The greatest challenge facing the grid today is not generating power, but orchestrating it. Historically, the system has always worked in one direction: centralized power plants push electricity outward to the loads at the end of the line. But the emergent grid is both distributed and transactive, with power actively negotiated among participants and technologies. It includes both fossil-fuel powered thermal generation and variable renewables. It leverages energy storage. And its loads—notably AI data centers—are increasingly dynamic, capable of drawing enormous power one moment and none the next, either upon request or of their own accord. Orchestrating all that requires an expanding tangle of specialized hardware—transformers, inverters, rectifiers, battery management systems, switchgear, uninterruptible power supplies—daisy-chained together. "We know that if you blend energy sources, you can get the best reliability and the absolute lowest cost," says Haroon Inam, co-founder and CEO of DG Matrix. "But the jumble of electronics you need to do that is a nightmare."
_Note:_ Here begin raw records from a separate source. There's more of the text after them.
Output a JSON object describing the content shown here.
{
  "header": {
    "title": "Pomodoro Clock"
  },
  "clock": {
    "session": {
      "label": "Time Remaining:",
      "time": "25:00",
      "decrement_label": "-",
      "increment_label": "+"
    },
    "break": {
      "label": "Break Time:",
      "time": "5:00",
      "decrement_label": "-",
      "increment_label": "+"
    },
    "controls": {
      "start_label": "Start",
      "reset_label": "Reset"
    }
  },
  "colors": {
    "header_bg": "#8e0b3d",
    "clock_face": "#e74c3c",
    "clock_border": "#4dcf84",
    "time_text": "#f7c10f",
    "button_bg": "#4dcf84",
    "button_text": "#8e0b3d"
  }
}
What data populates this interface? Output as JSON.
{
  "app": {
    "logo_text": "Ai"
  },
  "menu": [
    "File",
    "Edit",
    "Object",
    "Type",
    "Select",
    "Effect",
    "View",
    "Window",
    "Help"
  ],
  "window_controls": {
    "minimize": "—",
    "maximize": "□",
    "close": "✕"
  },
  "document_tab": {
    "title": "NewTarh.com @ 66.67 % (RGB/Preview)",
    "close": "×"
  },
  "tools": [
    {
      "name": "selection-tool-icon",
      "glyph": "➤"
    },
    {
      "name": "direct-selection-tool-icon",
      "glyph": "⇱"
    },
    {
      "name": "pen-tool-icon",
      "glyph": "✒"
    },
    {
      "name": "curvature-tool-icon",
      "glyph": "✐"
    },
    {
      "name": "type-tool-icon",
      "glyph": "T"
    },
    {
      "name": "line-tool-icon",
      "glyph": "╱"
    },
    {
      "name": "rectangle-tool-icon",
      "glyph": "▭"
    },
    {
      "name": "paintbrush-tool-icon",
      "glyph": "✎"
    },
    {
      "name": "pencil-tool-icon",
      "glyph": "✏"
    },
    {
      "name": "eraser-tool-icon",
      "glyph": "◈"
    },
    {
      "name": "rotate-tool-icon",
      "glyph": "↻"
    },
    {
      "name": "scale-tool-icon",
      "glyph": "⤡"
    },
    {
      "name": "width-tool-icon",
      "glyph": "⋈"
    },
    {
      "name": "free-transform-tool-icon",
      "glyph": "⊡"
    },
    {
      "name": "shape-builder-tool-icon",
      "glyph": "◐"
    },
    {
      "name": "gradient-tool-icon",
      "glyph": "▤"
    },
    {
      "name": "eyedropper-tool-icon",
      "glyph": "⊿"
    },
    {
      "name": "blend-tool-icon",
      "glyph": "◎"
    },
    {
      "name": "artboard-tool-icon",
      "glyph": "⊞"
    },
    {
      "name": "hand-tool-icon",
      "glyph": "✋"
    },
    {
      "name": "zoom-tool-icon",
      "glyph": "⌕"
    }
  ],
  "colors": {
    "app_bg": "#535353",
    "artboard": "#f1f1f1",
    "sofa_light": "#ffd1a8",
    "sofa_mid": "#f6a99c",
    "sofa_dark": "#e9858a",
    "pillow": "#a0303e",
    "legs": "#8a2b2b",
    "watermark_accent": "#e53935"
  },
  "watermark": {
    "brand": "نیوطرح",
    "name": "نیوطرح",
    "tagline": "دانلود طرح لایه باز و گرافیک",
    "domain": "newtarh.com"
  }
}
DG Matrix has solved that problem with the world's first multiport solid-state transformer—a single device that replaces the tangle of power conversion equipment with one compact, software-defined system. Its platform can simultaneously manage multiple sources of generation and multiple electrical loads, dynamically routing power among them. That dramatically reduces the cost, complexity, footprint, and deployment time of power infrastructure—unlocking the transactive grid that today’s energy systems demand, but that legacy hardware has been unable to efficiently deliver. “What both AI data centers and renewable power developers desperately need—and what we have engineered—is the equivalent of an internet router but for power,” says co-founder and CTO Subhashish Bhattacharya.
DG Matrix’s technology has its origins in the industry-leading FREEDM Systems Center at NC State University, where Bhattacharya has led research on solid-state transformers since 2008. While the basics of SST technology are decades old, their commercial application at grid scales has been limited. Conventional copper-winding transformers are cheap and extraordinarily reliable, but as the demands on the grid have grown more complex, their limitations have compounded. Bespoke designs and supply chain bottlenecks now mean lead times of up to four years for larger systems, and they remain passive and one-directional, capable only of stepping voltage up and down. DG Matrix’s multiport innovation changes that equation entirely, offering new capabilities and a discrete supply chain. “Our solid-state, multiport device does not replace one transformer—it replaces an entire system of power conversion equipment,” explains Inam.
DG Matrix’s Interport platform offers a fundamentally more flexible and responsive power infrastructure, capable of bridging the load demands of AI data centers with increasingly complex systems that combine storage with multiple types of energy generation. Each of its six ports is bidirectional and configurable as AC or DC, input or output, allowing one device to simultaneously manage grid power, solar, batteries, and generators, while feeding multiple loads at different voltages. At AI data centers, the DG Matrix platform significantly speeds deployment by enabling flexible infrastructure for sites that need power faster than utilities can deploy it. Rather than waiting years for utilities to extend or upgrade transmission, its technology allows power to be orchestrated on-site, from whatever sources are at hand. For the broader electrification market—including EV fleet charging, industrial microgrids, and distributed power—its platform can reduce costs by 30-40% compared to legacy systems, while increasing efficiency. The single device encompasses the functionality of transformers, inverters, rectifiers, UPS systems, and the switchgear between them.
DG Matrix’s ambition is to be not merely a transformer replacement, but the enabling infrastructure of the “infinite grid”—a future system in which any combination of generation, storage, and load can be blended and managed at any site. "We are engineering a system with the potential to democratize the availability of power anywhere on the planet," says Inam. "The breadth of today’s technologies promise to offer transformational benefits, but only if we can be the glue that holds it all together.”